Du fond de la Méditerranée ou échoués sur ses plages, les migrants nous interpellent.
Ce sont les
vacances. Pour beaucoup d’entre nous, la Méditerranée est la destination rêvée,
et facile à atteindre. Pas besoin de visa, ou alors facile à obtenir, un ticket
d’avion low-cost, et nous voilà en
route pour le plaisir.
Pour des milliers de gens venus d’Afrique, c’est le
passage obligé vers un avenir meilleur. Un passage obligé et éminemment
dangereux. Pas de possibilité d’obtenir le visa, et dès lors, pas non plus de
billet d’avion.

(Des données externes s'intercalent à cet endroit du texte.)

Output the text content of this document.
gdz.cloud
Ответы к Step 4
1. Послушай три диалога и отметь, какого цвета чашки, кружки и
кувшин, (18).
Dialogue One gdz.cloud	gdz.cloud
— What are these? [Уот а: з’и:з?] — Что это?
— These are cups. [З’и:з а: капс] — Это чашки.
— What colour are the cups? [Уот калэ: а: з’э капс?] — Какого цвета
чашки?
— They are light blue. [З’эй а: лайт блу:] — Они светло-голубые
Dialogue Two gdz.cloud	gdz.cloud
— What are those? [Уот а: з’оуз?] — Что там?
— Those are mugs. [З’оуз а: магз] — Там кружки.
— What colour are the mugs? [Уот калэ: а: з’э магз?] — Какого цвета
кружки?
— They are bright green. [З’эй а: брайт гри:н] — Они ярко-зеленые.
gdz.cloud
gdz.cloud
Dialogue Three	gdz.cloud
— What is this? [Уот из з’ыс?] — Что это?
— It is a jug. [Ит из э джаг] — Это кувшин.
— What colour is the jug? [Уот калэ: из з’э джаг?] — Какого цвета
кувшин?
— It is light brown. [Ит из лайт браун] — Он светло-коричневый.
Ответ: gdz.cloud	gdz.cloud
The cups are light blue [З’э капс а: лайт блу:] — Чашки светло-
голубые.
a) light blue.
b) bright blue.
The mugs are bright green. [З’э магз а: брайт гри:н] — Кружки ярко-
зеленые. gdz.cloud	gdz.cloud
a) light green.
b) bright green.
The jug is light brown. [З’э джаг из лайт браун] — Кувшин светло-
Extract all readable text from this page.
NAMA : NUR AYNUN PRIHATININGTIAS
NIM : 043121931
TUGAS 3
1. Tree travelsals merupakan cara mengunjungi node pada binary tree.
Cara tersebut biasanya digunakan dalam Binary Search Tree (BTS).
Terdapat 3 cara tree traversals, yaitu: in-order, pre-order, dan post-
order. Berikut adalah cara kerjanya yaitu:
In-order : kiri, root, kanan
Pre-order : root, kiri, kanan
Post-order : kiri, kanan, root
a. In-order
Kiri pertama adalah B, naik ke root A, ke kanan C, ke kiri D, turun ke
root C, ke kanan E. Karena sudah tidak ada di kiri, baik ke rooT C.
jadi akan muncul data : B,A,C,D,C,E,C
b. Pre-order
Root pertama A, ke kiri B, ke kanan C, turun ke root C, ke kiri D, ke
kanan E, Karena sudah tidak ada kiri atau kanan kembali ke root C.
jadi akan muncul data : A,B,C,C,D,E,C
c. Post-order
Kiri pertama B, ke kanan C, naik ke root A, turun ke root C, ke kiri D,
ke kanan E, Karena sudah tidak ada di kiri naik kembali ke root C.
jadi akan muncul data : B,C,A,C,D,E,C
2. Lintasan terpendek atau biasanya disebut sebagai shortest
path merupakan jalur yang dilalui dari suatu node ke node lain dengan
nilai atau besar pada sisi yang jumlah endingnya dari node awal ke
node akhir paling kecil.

Le recours aux passeurs, bien plus chers que le billet première
classe d’une bonne compagnie aérienne, fait partie du chemin.
Et voilà
que les plages recherchées par les touristes deviennent les tombes d’hommes, de
femmes et d’enfants, assassinés pour avoir fui la misère et chercher le travail
ailleurs.
La misère
de leur pays, que cela nous plaise ou non de l’envisager, crée l’opulence des
nôtres. Si nous ne profitions pas du prix maintenu bas des matières premières,
du pillage des sols africains, de la présence militaire européenne qui préserve
« notre mode de vie « (je viens d’entendre les discours français de
ce 14 juillet tout entier dédié à la gloire militaire), nous ne pourrions pas
nous offrir la plupart des objets que nous consommons sans y réfléchir, que nous
jetons ou revendons (écologie oblige) dès qu’un nouveau modèle nous est imposé par
une publicité omniprésente.
Si les
migrants arrivés ici ne contribuaient pas très largement à aider leur famille
restée au pays, nous devrions consacrer plus d’impôts publics à la soi-disant
aide au développement (qui, soit dit en
passant, sert plutôt à prévenir les révoltes populaires qu’à vraiment
développer l’économie de ces pays). Donc plus d’impôts.
Si nos
personnes âgées dans les homes ne pouvaient pas bénéficier du travail d’aides-soignants
et d’aides-soignantes venu(e)s d’Afrique sub-saharienne, nous devrions payer
plus pour leur entretien ou tout simplement les garder chez nous. J’ai enseigné
à de futures aides-soignantes africaines, et ce qui m’a le plus blessée, c’est
que ces femmes rêvent de pouvoir exercer ce métier dans LEUR pays, en restant
proches de LEURS parents âgés.
Il faudra
bien un jour que nous prenions conscience de ces réalités et que nous cessions
de mener au pouvoir des gouvernements, et une opposition, qui acceptent à la
fois les causes de la migration et la persécution des migrants. Qui discutent des
quotas à accepter et des « critères objectifs » pour justifier
les refus et les renvois par charters. Qui reculent chaque jour devant la
montée de l’extrême-droite au nom du réalisme politique.
C’est une
question de société essentielle, si pas « la » question, qui englobe
toutes les autres parce qu’elle a trait à notre conception de l’égalité, de la
liberté et de la fraternité telle qu’elle devrait être formulée par les peuples
et non par les multinationales et leurs marionnettes politiques.
Je voudrais
terminer en rendant hommage à Chamseddine Marzoug, ce pêcheur tunisien, qui
paie de sa poche et de son travail, une sépulture digne aux migrants échoués
sur les plages. Comme d’habitude, ce sont les plus pauvres qui aident les plus
pauvres, car des plus nantis, nous n’avons rien à attendre.